Bizarre systems (including witch-hunts) can be made to appear reasonable, logical, unavoidable and incontrovertible – at least for a period. In other words, magic can be made to look reasonable and rational, helping to explain how populations could be so readily mobilised into a project that is so counterproductive in terms of the expressed aim of defeating terrorism. This is partly because dissenters risk being labelled as 'enemies', partly because we often take punishment as evidence of guilt ('just world thinking'), and partly because enemies can be made to resemble one's pre-existing (and distorted) image of them. Hannah Arendt's idea of 'action-as-propaganda' is used (in Chapter 7) to explain how abusive actions have come to acquire particularly for many Bush supporters in the United States – an air of legitimacy and inevitability.
Part of the psychological function of counterproductive tactics is that they have helped to ward off feelings of shame and powerlessness. This is analysed in Chapters 8-9. Warding off shame involves finding others who will confirm you in your illusions and reassure you that your behaviour (however irrational and immoral it may appear to most people in the world) is really rational and moral after all. If and when these others refuse to confirm your illusions and to sanction your definition of enemies, they too are likely to become part of an ever-expanding category of 'enemies'. The USA's dangerous project of serial persecution has been consistently backed by the UK as well as getting sporadic support from whoever else can be flattered, bribed, cajoled or coerced into compliance. It is precisely the irrationality of this potentially endless endeavour – somewhere between Bush magic and the Blair witch project – that creates the necessity of orchestrating and bullying approval. Warding off shame and powerlessness has also involved an attempt to combat elements of apparent weakness and impurity – both in US foreign policy and in policies aimed at 'moral regeneration' at home. This response has important historical precedents.
Chapter 10 discusses a number of discourses that seem to have fed into predictably counterproductive tactics. Foucault suggests in I, Pierre Riviere that a crime cannot usefully be considered in isolation from the texts, including religious texts, in which the perpetrator and his society are immersed. Writers like Noam Chomsky and John Pilger tend to portray discourse as merely a smokescreen for power. They see distorted media coverage of the 'war on terror' as a pretty direct expression of US war-mongers' interests and as strongly reflecting US government propaganda in particular. Sheldon Rampton and John Stauber have also produced important analysis along these lines. But this is only part of the story. David Miller – in the introduction to his edited collection, Tell Me Lies – touches on an important qualification to the emphasis on 'lies' in the book's title: 'members of the elite come to believe their own lies,' he writes, 'and seem unable to break free of the operating assumptions of the system ... they come to believe that the world seen through the distorting lens of their own self interest is how the world really is'. The point is not elaborated in much detail, but it is important to try to examine the nature of these 'operating assumptions' and where they come from. As Foucault noted, officials may in some sense be trapped by dominant rhetoric, including their own. Whilst often self-serving, misconceptions also spring from a particular culture and a particular tradition, which help to sustain them in the face of mounting evidence that they are not working. Paradoxically, belief in these 'operating assumptions' seems to be strengthened by evidence of their falsity, and an interesting question is this: what kind of evidence would it take to convince Bush and Blair that they are wrong?
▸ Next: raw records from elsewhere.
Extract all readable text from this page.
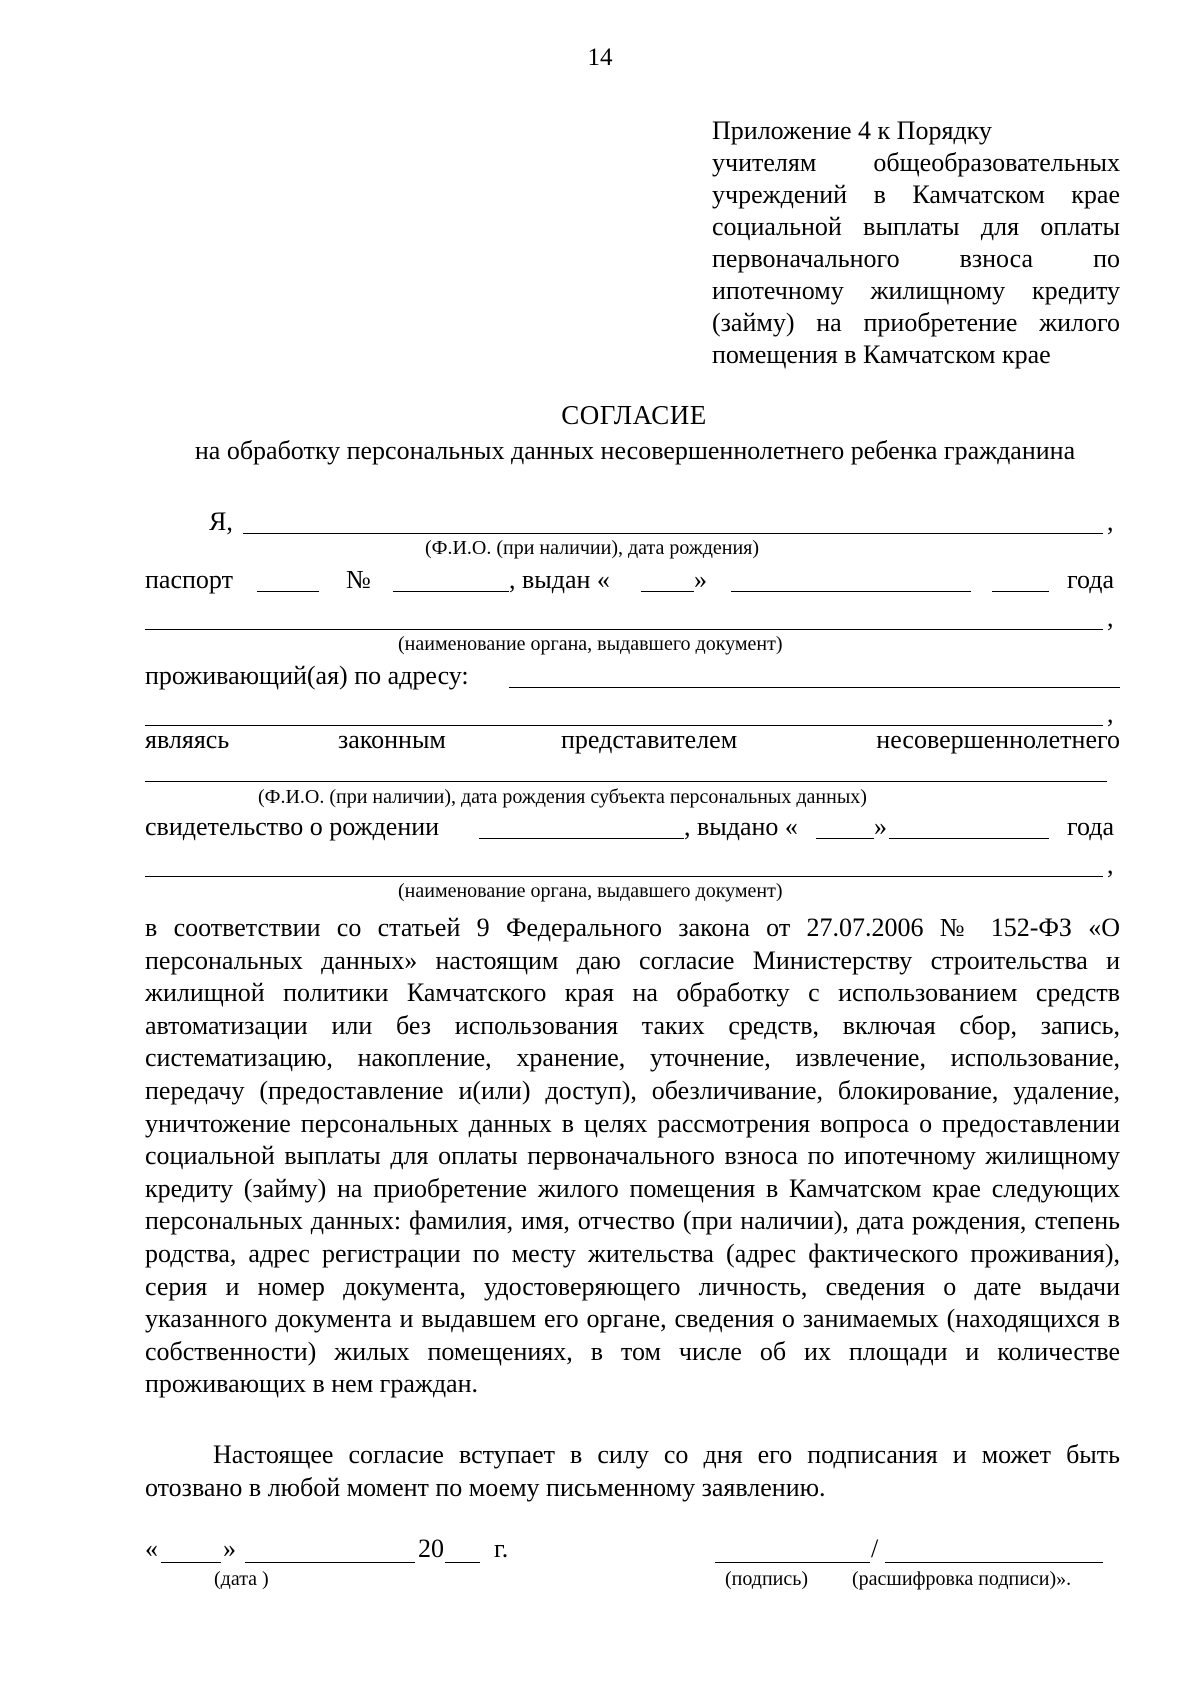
14
Приложение 4 к Порядку
учителям общеобразовательных
учреждений в Камчатском крае
социальной выплаты для оплаты
первоначального взноса по
ипотечному жилищному кредиту
(займу) на приобретение жилого
помещения в Камчатском крае
СОГЛАСИЕ
на обработку персональных данных несовершеннолетнего ребенка гражданина
Я,	,
(Ф.И.О. (при наличии), дата рождения)
паспорт	№	, выдан «	»	года
,
(наименование органа, выдавшего документ)
проживающий(ая) по адресу:
,
являясь	законным	представителем	несовершеннолетнего
(Ф.И.О. (при наличии), дата рождения субъекта персональных данных)
свидетельство о рождении	, выдано «	»	года
,
(наименование органа, выдавшего документ)
в соответствии со статьей 9 Федерального закона от 27.07.2006 № 152-ФЗ «О персональных данных» настоящим даю согласие Министерству строительства и жилищной политики Камчатского края на обработку с использованием средств автоматизации или без использования таких средств, включая сбор, запись, систематизацию, накопление, хранение, уточнение, извлечение, использование, передачу (предоставление и(или) доступ), обезличивание, блокирование, удаление, уничтожение персональных данных в целях рассмотрения вопроса о предоставлении социальной выплаты для оплаты первоначального взноса по ипотечному жилищному кредиту (займу) на приобретение жилого помещения в Камчатском крае следующих персональных данных: фамилия, имя, отчество (при наличии), дата рождения, степень родства, адрес регистрации по месту жительства (адрес фактического проживания), серия и номер документа, удостоверяющего личность, сведения о дате выдачи указанного документа и выдавшем его органе, сведения о занимаемых (находящихся в собственности) жилых помещениях, в том числе об их площади и количестве проживающих в нем граждан.
Настоящее согласие вступает в силу со дня его подписания и может быть отозвано в любой момент по моему письменному заявлению.
«	»	20 г.	/
(дата )	(подпись) (расшифровка подписи)».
The question of intentions is a difficult one. Were the counterproductive effects of the 'war on terror' foreseen or even desired? It is hard to give a definitive answer. But I would like to draw on Foucault again and suggest that key leaders in the 'war on terror' have been trapped within systems of language and thought that are at once a part of a shared culture and also (as they surround themselves with those sharing similar views) partially of their own making. This helps to explain how the irrational can come to seem rational. Meanwhile, the practical political and economic benefits accruing from perpetual war have helped to ensure that challenges from within the dominant nations and their local allies are insufficient to shake up the cosy and erroneous 'truths' that have underpinned the current counterproductive approach. Although Bush, Blair and other close allies surely do not want the 'war on terror' to fail, it would seem that other priorities take precedence and help to cloud their awareness of what works and what doesn't. It is notable that, even once the (foreseeable) counterproductive effects become clear, they are still adhered to. Counterproductive tactics have become part of a dysfunctional system that not only yields certain benefits but also has a (fallacious) internal logic.
Revealingly, the idea that bad things are the responsibility of a few 'evil individuals' has informed both the tactics in the 'war on terror' and the official US response to revealed abuses like those at Abu Ghraib, which were dismissed as the work of a few 'bad apples'. The use of torture in third-party countries like Jordan, Morocco, Egypt and Saudi Arabia has also helped to preserve the idea that bad things are the responsibility of 'them' and not 'us'. These denials of responsibility are part of a persistent tendency to exaggerate the decentralization of violence in relation to one's own 'side'. Alongside this has been an enduring habit of underplaying the decentralization of violence among one's 'enemies' (the terrorists). Thus, abuses in the 'counter-terror' system (if admitted) are said to reflect a 'breakdown' in the chain of command, while the enemy's abuses are held to reflect a ruthless imposition of command. This neatly sidesteps responsibilities in the West as well as the widespread anger that informs terrorism (and Western nations' part in fuelling this anger). Not dissimilarly, during the Cold War, abuses in countries friendly to the West (if they were admitted at all) were frequently depicted as aberrations or the result of loose chains of command. A classic example was the dismissal of government-sponsored famine in Western-backed Sudan as the result of 'ancient ethnic hatreds'. At the same time, abuses in Communist-backed countries were seen as demonstrating the essence of an abusive and rigidly imposed Communist ideology. Of course, the Soviet Union could also play this game in reverse.
Part of my work on civil conflicts has involved extensive study of humanitarian aid: for example, in Sudan and Sierra Leone. When things have gone wrong with humanitarian operations (for example, relief is not delivered), this has usually either been disguised or dismissed as arising from 'mistakes' or 'failures'. But such 'failures' have typically been actively produced by a range of interests affecting relief distribution at all levels and by a range of discourses (for example, the idea that relief induces 'dependency' in the recipients) which have helped to sustain counterproductive policies and to lend them legitimacy. As Edward Clay and Bernard Schaffer (themselves influenced by Foucault) say in relation to ineffective development projects:
The ... important question is not why public policy 'fails'. It does not always necessarily or completely do so. The formulation expresses an odd reification. Public policy is, after all, what it does. The point is to explain what that is, and then see if that explanation can itself be an instrument for change and improvement.